From these studies and analysis came:

1. The foundation for Traditional Chinese Medicine ( TCM ) including accupressure ( in Japan known as Shiatsu ), accupuncture, and herbal medicine.

2. Forms or sets of exercises that strengthen the body internally, stimulating good health, and long life. ( Nei jia )

3. An effective knowledge of the anatomy, and the sensitive points, for combat both unarmed and with weapons known as the Martial Arts.


The ”Qi Network” is like any transportation system, if there is a blockage at any junction this will overload the entire system, in the short term this overload can be compensated in some way, but in the long term serious damage can occur if not attended to.

In the human body these blockages can be caused by bruising, muscle injuries, sprains, especially if they are not treated properly, and quickly.
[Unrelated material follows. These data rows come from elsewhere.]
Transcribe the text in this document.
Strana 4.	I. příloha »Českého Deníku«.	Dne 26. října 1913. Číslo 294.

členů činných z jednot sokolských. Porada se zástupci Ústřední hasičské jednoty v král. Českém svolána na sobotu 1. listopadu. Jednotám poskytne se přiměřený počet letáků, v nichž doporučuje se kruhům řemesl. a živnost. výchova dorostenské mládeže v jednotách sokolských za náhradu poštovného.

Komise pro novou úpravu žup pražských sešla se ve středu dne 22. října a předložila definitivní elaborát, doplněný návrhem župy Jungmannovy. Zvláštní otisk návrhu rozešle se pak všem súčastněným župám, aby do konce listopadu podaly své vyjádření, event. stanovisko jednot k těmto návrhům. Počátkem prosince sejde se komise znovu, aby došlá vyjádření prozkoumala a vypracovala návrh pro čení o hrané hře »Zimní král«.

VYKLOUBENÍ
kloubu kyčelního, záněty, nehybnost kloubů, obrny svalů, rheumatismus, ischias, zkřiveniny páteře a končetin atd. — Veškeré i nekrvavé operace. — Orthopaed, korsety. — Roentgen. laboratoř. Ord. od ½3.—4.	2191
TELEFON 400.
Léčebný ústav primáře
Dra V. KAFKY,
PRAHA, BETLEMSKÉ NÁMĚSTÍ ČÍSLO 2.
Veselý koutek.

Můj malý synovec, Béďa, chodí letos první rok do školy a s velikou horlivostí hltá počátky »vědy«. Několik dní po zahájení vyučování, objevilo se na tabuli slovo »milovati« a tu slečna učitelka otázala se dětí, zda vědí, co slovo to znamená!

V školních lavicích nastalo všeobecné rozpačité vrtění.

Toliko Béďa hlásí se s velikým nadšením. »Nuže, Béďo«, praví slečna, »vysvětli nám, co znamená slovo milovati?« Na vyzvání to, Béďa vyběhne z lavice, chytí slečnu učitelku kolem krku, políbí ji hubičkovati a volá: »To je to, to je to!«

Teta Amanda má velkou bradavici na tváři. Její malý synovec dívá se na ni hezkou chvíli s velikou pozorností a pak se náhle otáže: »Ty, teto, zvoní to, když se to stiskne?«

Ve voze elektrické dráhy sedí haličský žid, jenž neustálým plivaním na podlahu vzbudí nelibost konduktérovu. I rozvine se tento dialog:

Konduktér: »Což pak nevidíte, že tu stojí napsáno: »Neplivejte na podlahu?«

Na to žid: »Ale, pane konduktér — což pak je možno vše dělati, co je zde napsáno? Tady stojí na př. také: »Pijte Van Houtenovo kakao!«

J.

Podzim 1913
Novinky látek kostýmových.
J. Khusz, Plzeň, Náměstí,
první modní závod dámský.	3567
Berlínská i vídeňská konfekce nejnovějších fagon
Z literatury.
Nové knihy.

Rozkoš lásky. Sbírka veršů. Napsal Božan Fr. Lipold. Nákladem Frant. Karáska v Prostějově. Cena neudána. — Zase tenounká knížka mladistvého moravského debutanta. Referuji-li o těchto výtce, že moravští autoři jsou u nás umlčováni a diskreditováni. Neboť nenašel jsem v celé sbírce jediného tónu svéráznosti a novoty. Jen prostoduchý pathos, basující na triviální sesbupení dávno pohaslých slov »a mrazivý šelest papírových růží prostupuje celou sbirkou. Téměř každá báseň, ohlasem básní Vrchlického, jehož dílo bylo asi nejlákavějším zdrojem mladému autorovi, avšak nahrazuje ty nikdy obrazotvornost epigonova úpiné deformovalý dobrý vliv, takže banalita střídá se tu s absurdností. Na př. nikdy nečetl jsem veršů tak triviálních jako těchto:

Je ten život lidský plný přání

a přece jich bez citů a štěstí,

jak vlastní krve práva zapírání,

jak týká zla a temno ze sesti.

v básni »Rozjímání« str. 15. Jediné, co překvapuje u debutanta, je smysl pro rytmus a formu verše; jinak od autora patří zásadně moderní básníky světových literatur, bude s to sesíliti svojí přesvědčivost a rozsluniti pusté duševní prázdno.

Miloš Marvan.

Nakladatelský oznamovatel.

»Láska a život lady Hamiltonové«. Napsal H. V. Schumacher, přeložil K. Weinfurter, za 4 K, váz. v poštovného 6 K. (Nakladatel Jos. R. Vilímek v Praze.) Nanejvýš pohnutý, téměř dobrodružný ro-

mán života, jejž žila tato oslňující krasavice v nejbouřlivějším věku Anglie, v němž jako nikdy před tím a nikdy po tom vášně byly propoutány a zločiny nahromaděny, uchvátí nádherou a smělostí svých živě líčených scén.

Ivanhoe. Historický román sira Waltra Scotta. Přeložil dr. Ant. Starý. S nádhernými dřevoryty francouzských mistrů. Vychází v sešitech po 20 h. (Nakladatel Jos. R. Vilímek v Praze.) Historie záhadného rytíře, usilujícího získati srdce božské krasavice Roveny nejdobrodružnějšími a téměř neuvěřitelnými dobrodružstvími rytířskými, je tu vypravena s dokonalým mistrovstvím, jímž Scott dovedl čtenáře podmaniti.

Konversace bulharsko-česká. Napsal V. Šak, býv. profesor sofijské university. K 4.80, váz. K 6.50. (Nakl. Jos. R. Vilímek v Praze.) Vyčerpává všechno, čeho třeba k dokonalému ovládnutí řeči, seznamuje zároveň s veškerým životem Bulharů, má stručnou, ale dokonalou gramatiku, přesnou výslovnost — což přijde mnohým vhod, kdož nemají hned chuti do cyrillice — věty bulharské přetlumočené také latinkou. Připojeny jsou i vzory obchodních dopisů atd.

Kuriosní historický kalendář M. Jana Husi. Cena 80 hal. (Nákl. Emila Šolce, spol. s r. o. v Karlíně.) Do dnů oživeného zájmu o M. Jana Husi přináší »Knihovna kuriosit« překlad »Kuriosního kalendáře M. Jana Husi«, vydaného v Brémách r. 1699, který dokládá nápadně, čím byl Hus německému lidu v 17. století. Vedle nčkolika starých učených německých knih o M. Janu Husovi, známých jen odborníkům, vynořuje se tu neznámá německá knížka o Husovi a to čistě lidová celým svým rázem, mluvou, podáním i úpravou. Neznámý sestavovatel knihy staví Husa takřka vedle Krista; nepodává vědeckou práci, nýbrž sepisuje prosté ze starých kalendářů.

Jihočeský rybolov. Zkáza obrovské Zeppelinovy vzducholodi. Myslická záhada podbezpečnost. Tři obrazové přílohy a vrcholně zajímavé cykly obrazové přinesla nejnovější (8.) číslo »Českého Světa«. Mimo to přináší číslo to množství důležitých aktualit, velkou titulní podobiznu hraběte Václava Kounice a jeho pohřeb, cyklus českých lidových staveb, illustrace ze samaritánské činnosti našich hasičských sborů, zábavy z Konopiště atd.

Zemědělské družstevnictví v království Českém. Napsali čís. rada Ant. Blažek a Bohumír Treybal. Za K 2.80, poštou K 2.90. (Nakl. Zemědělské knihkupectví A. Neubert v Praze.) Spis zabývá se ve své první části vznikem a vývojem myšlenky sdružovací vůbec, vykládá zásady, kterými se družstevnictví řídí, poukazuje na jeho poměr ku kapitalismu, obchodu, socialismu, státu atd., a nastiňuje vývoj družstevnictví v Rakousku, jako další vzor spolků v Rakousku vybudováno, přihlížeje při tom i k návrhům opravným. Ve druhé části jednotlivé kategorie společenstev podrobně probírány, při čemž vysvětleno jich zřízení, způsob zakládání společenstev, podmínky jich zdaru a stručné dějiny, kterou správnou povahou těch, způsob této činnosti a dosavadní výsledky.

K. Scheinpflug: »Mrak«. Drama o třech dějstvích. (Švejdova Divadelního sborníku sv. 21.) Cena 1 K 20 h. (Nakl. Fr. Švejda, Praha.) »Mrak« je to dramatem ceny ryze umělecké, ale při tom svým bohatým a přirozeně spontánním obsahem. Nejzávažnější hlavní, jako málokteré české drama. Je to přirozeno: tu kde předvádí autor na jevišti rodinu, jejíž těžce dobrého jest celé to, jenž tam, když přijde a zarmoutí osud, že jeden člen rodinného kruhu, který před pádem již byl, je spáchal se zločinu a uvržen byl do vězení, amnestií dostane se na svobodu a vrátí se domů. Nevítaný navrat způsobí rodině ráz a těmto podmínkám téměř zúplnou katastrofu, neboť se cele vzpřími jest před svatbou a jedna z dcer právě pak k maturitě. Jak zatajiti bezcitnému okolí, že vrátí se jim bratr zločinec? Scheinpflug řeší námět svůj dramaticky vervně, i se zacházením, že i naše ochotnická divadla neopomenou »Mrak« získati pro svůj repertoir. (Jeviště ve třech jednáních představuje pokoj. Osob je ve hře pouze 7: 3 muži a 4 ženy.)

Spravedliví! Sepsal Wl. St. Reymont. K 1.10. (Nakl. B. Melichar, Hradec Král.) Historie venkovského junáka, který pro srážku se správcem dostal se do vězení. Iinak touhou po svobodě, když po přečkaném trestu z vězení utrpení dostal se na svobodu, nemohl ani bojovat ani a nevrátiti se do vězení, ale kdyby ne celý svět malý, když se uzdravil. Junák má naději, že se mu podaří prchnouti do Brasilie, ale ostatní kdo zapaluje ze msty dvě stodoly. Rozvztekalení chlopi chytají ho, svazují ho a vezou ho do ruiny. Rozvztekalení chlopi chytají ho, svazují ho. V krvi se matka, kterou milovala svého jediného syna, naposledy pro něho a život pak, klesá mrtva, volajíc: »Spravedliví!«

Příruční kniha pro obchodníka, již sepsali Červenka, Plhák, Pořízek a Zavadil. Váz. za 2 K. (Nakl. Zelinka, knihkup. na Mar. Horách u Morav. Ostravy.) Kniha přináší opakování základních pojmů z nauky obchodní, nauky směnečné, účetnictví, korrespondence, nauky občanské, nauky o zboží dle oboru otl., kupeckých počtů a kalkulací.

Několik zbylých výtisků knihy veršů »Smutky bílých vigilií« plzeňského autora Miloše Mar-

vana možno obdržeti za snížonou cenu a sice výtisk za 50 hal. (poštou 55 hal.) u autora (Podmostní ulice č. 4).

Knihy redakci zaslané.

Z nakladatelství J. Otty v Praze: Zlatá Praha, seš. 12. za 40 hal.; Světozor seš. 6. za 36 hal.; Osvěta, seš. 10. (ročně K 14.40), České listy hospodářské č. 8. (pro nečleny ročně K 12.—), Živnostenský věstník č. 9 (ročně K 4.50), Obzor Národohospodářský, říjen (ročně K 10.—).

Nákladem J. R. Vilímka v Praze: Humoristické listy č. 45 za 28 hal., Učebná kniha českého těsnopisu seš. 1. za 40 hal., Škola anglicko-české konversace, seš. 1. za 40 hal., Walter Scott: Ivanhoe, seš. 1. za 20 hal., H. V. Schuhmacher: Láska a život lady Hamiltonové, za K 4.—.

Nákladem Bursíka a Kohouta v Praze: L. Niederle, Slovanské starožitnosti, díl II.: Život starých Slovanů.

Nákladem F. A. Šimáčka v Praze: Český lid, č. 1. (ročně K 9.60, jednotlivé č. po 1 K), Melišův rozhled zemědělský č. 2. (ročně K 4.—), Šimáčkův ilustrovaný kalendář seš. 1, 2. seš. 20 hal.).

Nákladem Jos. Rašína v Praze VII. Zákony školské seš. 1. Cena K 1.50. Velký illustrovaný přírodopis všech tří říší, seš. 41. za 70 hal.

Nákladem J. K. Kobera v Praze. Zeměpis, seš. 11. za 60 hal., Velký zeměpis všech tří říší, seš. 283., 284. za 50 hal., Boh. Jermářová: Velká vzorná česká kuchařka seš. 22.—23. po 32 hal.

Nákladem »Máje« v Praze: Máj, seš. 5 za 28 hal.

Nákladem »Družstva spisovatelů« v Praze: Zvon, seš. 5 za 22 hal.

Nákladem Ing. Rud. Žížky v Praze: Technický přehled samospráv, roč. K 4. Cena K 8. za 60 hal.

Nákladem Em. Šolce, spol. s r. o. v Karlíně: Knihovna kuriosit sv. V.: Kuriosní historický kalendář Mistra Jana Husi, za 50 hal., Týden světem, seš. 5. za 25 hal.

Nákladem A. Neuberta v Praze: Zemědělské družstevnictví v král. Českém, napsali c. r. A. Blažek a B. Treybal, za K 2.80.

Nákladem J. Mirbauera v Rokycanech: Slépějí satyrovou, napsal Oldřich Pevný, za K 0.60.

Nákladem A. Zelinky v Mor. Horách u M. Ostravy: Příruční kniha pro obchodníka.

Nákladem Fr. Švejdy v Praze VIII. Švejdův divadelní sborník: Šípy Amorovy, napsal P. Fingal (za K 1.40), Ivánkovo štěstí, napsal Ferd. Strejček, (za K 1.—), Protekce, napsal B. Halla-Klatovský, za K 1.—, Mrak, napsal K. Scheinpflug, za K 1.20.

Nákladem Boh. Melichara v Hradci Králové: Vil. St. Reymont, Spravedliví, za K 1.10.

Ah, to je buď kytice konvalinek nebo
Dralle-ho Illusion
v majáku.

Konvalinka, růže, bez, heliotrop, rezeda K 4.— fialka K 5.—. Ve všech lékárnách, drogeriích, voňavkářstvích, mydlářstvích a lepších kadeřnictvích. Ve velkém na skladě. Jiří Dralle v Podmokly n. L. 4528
Long periods of lying, sitting or working in the same position together with the type of work or nervous tension involved, can also result in blocking the Qi.The answer to these blockages is ”Qi Gong” meaning work/training or benefits achieved through regular dedicated effort.



Qi Gong = working with the life energy in developing knowledge and control of the qi improving the health and harmony of the mind ( Yi ) and body.


Qi Gong can be divided into two categories :

Dong Gong
Dynamic or active. Yang / exercise
Dynamic Qi Gong

Jing Gong
Tranquil or passive. Yin / meditation
Tranquil Qi Gong


Both these forms of Qigong are to be found within Yoshinken through Yiquan ( China ) and Taikiken ( Japan ) and regardless if the reason for training is for development in the Martial Arts or for good health and enjoyment, the beginning of every training is the same with :

1. Zhan Zhuang ( Ritsu Zen ) Standing meditation
2. Shi li ( Yuri ) Slow arm/hand movements in stationary position
3. Mo ca Bu ( Hai ) Slow movement forward & back, arms stationary.
4. Zou bu Shili ( Neri ) Slow,flowing arms/hands/legs/body movement

It is advisable to separate these training methods from other training ways during the same session, as the mind and body need this period to fully absorb the details in a calm, smooth, and balanced manner.

The demanding, physical training should be trained at another time, not to confuse the feelings between soft and hard ( Yin and Yang ).